Intelligenza artificiale e responsabilità individuale
La nostra conversazione con il professore si estende all’intelligenza artificiale, sempre più pervasiva e influente sulle nostre vite. Con l’arrivo di quella generativa, come ChatGpt, la nostra capacità di gestire l’informazione si è moltiplicata.
Ma non dobbiamo illuderci, avverte Gianvito Martino: queste macchine sono sì strumenti potenti, ma lavorano solo con i dati che gli diamo.
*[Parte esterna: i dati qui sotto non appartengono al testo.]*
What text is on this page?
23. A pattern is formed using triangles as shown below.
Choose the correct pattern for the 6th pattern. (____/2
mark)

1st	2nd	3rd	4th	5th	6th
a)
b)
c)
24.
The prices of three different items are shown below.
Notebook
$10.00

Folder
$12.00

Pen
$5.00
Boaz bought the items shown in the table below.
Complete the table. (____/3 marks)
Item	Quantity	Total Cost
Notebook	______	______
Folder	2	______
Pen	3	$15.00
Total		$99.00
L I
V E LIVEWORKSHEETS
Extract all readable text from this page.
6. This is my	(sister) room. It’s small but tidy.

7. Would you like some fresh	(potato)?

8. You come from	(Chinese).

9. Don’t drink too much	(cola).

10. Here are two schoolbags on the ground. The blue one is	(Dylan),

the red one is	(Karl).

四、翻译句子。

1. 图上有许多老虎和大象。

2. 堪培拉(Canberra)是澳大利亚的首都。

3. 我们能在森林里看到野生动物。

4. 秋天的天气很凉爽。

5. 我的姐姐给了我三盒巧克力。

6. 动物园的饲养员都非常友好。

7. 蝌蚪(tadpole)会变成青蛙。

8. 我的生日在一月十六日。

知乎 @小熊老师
Spesso possono fare errori o essere influenzate da dati imprecisi.
«Non è che le macchine stanno diventando intelligenti come noi – sottolinea, evidenziando un rischio concreto – siamo noi che rischiamo di diventare come le macchine affidandoci troppo a loro e perdendo la nostra capacità di giudizio». La vera sfida è quindi educare, studiare, aggiornare continuamente il nostro intelletto e il nostro senso critico.
Il direttore è convinto che la responsabilità di scelte consapevoli e sane sia ancora nostra. «L’educazione, la prevenzione e la cura del proprio ambiente di vita sono strumenti importanti. Cambiare stile di vita, prendersi cura degli altri e di sé sono pratiche irrinunciabili, senza le quali – conclude – nessuna tecnologia potrà mai risolvere i problemi profondi della nostra società».